Lassen wir abschließend noch einmal Eugen Hermann zu Wort kommen: „Im Jahre 1900
übernahmen die Eltern von Irmgard von Opel das sehr heruntergekommene Westerhaus
und begannen mit dem Aufbau. 1927 starb der Vater, und sie hat im Alter von 20
Jahren die schwere Verantwortung für diesen Betrieb übernommen. Sie hat ihn zu
einem Mustergut gemacht, obwohl sie nie etwas über Tierzucht und ähnliches
gelernt hatte. Wie beim Reiten war sie auch hier ihr eigener Lehrmeister. Sie
hatte nie etwas über Landwirtschaft und Weinbau gelernt. Sie hatte sich alles
angeeignet mit einem recht guten Gespür für die entsprechenden Leute und eben
das war das Entscheidende.
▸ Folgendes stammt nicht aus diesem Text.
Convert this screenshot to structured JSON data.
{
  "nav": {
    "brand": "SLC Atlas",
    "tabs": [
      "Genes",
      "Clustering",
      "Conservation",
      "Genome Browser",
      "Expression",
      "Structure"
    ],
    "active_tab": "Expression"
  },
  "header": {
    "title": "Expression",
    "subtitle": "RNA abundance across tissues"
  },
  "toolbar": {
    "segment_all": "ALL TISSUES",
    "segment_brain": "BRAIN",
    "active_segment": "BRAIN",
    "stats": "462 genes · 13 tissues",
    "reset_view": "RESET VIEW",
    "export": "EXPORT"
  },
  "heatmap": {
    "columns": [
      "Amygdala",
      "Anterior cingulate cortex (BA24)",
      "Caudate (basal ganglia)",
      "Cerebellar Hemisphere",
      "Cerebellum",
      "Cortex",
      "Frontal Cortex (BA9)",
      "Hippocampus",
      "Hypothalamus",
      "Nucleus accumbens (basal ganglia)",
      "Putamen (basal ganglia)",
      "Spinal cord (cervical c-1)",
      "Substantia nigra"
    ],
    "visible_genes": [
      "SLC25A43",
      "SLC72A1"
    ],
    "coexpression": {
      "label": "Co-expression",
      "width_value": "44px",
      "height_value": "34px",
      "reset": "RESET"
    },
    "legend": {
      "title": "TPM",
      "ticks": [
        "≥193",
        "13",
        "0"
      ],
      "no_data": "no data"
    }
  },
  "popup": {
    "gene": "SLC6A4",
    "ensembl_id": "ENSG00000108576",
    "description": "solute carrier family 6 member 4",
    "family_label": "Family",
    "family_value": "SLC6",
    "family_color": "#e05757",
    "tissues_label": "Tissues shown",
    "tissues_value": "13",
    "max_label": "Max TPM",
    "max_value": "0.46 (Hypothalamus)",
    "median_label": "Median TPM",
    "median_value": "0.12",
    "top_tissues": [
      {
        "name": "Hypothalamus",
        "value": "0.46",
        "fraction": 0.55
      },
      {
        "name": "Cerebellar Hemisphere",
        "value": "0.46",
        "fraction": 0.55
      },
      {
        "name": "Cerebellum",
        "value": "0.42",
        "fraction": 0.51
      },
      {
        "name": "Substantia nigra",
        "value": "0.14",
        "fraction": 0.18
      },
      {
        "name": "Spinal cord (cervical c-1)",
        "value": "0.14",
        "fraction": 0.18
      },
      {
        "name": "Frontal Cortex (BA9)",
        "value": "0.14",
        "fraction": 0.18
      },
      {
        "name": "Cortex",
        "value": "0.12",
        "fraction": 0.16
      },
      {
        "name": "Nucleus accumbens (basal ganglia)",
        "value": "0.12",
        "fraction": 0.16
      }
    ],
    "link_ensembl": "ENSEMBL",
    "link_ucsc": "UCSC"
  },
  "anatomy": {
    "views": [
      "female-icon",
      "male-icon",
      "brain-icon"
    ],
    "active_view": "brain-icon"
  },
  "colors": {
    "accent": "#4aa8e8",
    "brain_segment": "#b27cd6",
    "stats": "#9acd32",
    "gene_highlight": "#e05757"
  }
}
Sie hatte das Vermögen immer praktisch denken zu
können. Denn was nützt das beste Rezept, wenn man es nicht umsetzen kann? Sie
hatte immer ein Gespür dafür, was machbar ist. So lief es nahezu 50 Jahre ganz
prima. Die Leistungen, die sie vollbrachte, auch im unternehmerischen Sinn, sind
einfach enorm. Sie war sehr bestimmt, sehr diszipliniert aber niemals böse oder
ausfallend. Sie hatte mit ihrer Bestimmtheit auch Erfolg ..."
Irmgard von Opel
* 1907 Rüsselsheim …
†
1986 Ingelheim
Irmgard von Opel muss nach den Berichten ihrer Freunde und Angehörigen eine
beeindruckende, dynamische Persönlichkeit gewesen sein. Von Hause aus brachte
sie alle Opelschen Eigenschaften mit, die Voraussetzung für sportlichen,
geschäftlichen und gesellschaftlichen Erfolg sind. Ihre älteste Tochter aus der
Ehe mit Karl Georg Külb wurde 1927 geboren. Als 1928 ihre Eltern starben und
1929 das Rüsselsheimer Werk an die General Motors Corporation verkauft wurde,
fiel ihr in noch sehr jungen Jahren die Verantwortung für ein beträchtliches
Vermögen zu. Das Hofgut Westerhaus mit Gestüt, das Hofgut Petersau und die
Nackenheimer Kapselfabriken gehörten u. a. zu dem Wirtschaftsimperium, das sie
sich im Laufe der Jahre aufbauen konnte. Ingelheim verdankt ihr den 1938
durchgeführten Ausbau der Westerhausstraße und den Bau von vier Wohnhäusern, die
der Stadt übereignet wurden.
Internationale Bekanntheit erlangte Irmgard in den Dreißigerjahren als
erfolgreiche Springreiterin mit ihren legendären Pferden Nanuk und Arnim. Von
ihrem Vater gefördert, war das Reiten von Kindheit an ihre Passion. Als sie 1937
ihre Karriere beendete, war es ihr gelungen, mit zahlreichen Siegen in eine
Männerdomäne einzudringen. Ihr Name ist auch eng mit der Mainzer Fastnacht
verknüpft. Die Mainzer Prinzengarde gab sich 1938 die Ehre, die berühmte
Springreiterin zu ihrer Kommandeuse zu bestimmen. Zusammen mit Georg von Opel,
den sie am 28.4.1939 in zweiter Ehe heiratete, durchreiste sie 1938 Ägypten und
den Sudan sowie 1939 die Rocky Mountains. In den Jahren 1941 und 1943 wurden dem
Paar die Söhne Carlo und Heinz geboren.
Unvergessen ist bei den Ingelheimern Irmgards furchtlose Initiative beim
Einmarsch der amerikanischen Truppen. Mutig ging sie den Soldaten über den
Westerberg entgegen, um sie in englischer Sprache von der Friedfertigkeit der
Ingelheimer zu überzeugen und die Unterlassung von Kampfhandlungen zu erbitten.
Nach dem Zweiten Weltkrieg wurde ihr Leben in andere Bahnen gelenkt, und andere
Aufgaben mussten bewältigt werden. Mit 79 Jahren ist sie in der zu Westerhaus
gehörenden Opelmühle, wo sie seit 1978 wohnte, verstorben. Bis zu ihrem
Lebensende galt ihre besondere Vorliebe den Pferden und dem Pferdesport.